A prospective cohort study was conducted, and children with moderate to severe ARDS admitted to pediatric intensive care unit (PICU) were enrolled from November 2016 to October 2019 at Shanghai Children's Hospital. Moderate to severe ARDS was defined according to the PALICC definition of pediatric ARDS(4). The exclusion criteria included: 1) patients who were in PICU less than 72 hours; 2) patients with lack of appropriate acoustic window; 3) patients with pneumothorax; 4) patients with hypoxemia secondary to cardiac disease congenital cardiovascular disease or chronic cardiopulmonary disease. According to whether CRRT was used during PICU stay, patients were divided into CRRT group and Non-CRRT group.
All the patients were received the mechanical ventilation based on lung protective-ventilation strategy or/and prone positioning, neuromuscular blockade (NMB), conservative fluid management (10). The total fluid volume was generally 60-70ml/kg.d or 1200-1500ml/m2.d, blood transfusion if hemoglobin level down to 7.0g/dL during PICU stay (11). Patients received diuretics according to daily fluid balance when patients didn’t receive CRRT.
The study protocol was approved by the local ethics committee of Children's Hospital affiliated to Shanghai Jiao Tong university (Approval number:2016R007-E03). The informed consent was signed by the patients’ parents or relatives.
Lung ultrasound score
LUS was performed using a 13-6 MHz transducer (M-Turbo Ultrasound System, Mini-Dock-M Series, SonoSite).

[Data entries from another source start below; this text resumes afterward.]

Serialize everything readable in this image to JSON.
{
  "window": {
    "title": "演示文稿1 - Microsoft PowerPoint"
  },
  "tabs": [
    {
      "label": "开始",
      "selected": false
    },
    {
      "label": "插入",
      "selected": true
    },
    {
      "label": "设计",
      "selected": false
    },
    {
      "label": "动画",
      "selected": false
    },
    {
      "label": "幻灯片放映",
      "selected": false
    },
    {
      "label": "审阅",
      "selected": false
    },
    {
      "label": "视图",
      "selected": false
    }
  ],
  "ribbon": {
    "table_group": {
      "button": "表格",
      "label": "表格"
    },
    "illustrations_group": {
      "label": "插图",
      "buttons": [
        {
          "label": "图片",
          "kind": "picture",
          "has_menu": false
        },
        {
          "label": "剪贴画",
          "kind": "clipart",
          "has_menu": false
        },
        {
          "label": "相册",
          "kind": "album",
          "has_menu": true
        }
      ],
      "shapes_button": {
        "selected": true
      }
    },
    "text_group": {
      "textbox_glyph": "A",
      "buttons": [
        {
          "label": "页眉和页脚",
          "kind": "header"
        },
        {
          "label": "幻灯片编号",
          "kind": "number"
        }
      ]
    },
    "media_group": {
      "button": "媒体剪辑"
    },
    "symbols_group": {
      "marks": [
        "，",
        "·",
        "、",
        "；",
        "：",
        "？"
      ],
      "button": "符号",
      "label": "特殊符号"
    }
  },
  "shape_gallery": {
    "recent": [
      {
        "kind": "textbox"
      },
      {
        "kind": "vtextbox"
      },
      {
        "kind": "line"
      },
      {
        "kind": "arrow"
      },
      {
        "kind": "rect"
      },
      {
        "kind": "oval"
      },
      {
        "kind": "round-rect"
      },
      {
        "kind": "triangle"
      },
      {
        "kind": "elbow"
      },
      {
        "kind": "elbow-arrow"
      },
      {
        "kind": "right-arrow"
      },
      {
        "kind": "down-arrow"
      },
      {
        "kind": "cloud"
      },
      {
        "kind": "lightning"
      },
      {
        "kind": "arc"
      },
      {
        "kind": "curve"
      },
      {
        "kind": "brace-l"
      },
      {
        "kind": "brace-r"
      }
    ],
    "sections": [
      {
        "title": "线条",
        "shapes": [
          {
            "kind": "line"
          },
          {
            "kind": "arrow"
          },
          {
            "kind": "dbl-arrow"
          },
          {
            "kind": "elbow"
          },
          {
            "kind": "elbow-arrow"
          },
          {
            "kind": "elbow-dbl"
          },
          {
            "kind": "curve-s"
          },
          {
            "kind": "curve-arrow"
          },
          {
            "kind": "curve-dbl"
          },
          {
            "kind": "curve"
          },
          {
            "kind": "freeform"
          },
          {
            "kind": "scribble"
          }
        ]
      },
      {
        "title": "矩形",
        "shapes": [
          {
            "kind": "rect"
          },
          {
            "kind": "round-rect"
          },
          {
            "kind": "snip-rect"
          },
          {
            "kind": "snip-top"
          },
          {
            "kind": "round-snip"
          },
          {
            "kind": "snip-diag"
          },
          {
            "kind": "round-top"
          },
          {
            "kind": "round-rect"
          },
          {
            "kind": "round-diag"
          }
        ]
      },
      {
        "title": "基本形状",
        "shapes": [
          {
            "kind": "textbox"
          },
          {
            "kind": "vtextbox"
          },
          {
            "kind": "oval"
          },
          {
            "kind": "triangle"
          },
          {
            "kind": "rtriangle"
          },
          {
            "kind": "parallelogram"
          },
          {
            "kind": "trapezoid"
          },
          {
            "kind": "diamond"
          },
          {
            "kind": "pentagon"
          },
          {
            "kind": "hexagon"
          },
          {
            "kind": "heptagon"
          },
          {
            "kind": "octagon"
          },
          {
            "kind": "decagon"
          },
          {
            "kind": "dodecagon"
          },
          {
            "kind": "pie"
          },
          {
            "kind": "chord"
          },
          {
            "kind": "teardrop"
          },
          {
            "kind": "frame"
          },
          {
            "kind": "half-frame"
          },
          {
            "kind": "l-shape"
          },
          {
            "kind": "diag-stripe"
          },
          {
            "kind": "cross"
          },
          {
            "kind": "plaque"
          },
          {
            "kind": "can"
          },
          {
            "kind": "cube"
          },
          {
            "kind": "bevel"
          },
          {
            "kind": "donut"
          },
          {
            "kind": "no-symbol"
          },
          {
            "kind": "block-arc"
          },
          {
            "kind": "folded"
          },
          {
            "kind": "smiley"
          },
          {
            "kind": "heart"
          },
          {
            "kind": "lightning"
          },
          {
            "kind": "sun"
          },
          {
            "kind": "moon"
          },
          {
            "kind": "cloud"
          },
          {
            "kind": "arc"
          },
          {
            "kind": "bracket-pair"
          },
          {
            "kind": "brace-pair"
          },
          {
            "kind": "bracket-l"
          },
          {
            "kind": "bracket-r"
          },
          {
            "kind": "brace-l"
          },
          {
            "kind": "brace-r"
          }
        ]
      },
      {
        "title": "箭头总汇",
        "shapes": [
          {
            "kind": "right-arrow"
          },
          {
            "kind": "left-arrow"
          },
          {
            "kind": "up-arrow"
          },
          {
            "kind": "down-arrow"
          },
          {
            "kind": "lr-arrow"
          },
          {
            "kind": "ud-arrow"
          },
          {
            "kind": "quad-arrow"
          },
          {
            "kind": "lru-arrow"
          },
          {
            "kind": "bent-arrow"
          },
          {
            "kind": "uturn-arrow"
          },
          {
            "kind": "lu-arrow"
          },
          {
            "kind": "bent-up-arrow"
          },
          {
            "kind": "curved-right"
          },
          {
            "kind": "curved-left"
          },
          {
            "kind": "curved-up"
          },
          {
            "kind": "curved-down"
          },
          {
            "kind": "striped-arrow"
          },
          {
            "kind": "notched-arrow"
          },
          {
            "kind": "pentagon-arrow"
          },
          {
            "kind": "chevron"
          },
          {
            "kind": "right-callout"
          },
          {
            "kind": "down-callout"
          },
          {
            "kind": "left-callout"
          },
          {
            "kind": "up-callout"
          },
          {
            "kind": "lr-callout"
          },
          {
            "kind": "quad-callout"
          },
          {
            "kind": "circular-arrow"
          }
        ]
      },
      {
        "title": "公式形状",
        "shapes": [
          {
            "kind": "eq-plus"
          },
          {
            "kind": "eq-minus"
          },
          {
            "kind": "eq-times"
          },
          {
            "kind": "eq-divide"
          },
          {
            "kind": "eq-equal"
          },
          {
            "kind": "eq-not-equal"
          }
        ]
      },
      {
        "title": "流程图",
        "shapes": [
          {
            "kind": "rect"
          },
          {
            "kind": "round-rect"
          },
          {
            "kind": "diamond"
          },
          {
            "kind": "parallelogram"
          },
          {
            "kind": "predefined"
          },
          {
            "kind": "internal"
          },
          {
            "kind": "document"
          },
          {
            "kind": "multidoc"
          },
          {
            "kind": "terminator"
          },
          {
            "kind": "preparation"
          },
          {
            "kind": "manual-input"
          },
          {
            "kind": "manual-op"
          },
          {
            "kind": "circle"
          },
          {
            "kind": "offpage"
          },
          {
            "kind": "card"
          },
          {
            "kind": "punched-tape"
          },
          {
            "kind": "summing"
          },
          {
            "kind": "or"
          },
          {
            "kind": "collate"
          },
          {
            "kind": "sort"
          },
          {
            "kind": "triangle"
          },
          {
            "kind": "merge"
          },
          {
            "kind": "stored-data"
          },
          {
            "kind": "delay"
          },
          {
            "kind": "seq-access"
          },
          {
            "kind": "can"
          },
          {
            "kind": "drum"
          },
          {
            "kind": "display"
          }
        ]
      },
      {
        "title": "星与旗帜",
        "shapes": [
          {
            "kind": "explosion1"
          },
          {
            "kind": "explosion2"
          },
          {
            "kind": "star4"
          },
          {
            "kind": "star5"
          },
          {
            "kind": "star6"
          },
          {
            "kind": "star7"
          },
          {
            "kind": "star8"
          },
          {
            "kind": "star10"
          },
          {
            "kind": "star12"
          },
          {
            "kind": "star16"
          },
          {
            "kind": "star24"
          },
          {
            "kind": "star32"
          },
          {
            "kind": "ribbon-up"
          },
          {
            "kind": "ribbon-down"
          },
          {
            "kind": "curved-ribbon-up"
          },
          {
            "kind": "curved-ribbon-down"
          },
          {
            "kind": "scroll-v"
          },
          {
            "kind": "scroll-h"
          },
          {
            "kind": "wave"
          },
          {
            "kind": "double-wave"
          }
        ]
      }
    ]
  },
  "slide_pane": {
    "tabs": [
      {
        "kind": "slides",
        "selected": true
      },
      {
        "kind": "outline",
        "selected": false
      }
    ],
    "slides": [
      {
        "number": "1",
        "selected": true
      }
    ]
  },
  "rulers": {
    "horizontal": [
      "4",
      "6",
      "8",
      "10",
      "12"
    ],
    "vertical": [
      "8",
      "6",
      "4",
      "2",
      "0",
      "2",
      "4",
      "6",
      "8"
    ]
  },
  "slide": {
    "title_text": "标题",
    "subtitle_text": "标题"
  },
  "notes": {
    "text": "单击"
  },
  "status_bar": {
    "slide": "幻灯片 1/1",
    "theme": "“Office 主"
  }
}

According to previous studies (8, 9, 12, 13), patients were examined in supine, lateral, and prone positions applying the probe perpendicularly to the chest wall surface in order to get the longitudinal scan. Each hemithorax is divided into three regions by sternum, anterior and posterior axillary lines, and each region is divided into upper and lower halves. Each region should be correctly identified the pleura lines and A line by the linear probe in longitudinal scan.
Twelve areas are identified in turn and each region is assigned scores from 0 to 3. The LUS score is the sum of twelve areas, and the final LUS ranges from 0 to 36. In the present study, the definition of LUS score (14) and the representative images for different scores were shown (Table 1). The pathophysiological changes were described with different ultrasonic signs (15). All of the images and clips were collected and evaluated by two PICU expert physicians independently who had been trained and could complete lung ultrasound skillfully. All of the images, physical characteristics, baseline data and treatment of patients were all anonymizated when they were evaluated by these operators.
CRRT and mechanical ventilation
The CRRT mode was continuous veno-venous hemofiltration (CVVH) using Prismed or Prismaflex M60/100 membrane hemofilter equipped with an AN69 (Gambro Renal Products, Meyzieu, France) in a multifiltrate continuous renal replacement therapy machine (Gambro or Gambro prismaflex, Gambro Lundia Monitor Division, Lund, Sweden). The indications for CRRT initiation include sepsis complicated by moderate or severe ARDS (PaO2/FiO2 < 150mmHg), AKI, or fluid overload (> 10%). The performance and management for CRRT were described as our previous study (16).
The modality of mechanical ventilation was intermittent mandatory ventilation (IMV) with PEEP levels 8-15cmH2O and positive inspiration pressure (PIP) based on target tidal volume (Vt) of 4-8ml/kg (11). Parameters were aligned with lung protective ventilation strategy when patients met the diagnosis of moderate to severe pediatric ARDS.
Demographic data such as age, sex, and body mass index (BMI), the pediatric risk mortality III (PRISM III) score (17) and co-morbidity were collected on PICU admission. Clinical parameters including fractional concentration of oxygen in inspired gas (FiO2), PaO2/FiO2, PaCO2, OI, dynamic lung compliance (Cdyn) which was continuously displayed using ventilators (MAQUET company, Servo-i serious) (18, 19). MV settings including PIP, PEEP, and FiO2 were collected. Daily fluid balance information and hospital mortality were collected. LUS score was determined within 2 hours after moderate to severe ARDS diagnosed as the value of 1st, then measured every morning in following three days as the values of 2nd, 3rd, and 4th. The schematic diagram of LUS score determination was shown in Figure 4. In addition, duration of mechanical ventilation, duration of CRRT, length of PICU or hospital stay was recorded.
The data were performed with SPSS 17.0 statistics (SPSS Inc, Chicago). The characteristics of the patients were reported as percentages for categorical variables and compared the differences between groups by chi-square test. The continuous data with abnormal distribution were expressed as median (interquartile range, IQR) and compared using the Mann-Whitney U test. The correlation between LUS score and mechanical ventilation (MV) duration, length of PICU stay, Cdyn, PaCO2, OI and the correlation between the change in LUS scores and the change in daily fluid balance volume during the four days after ARDS diagnosed were all performed using Spearman correlation analysis. Friedman test was used to compare mean of more than 2 sets of data. P value < 0.05 was considered to be statistically significant.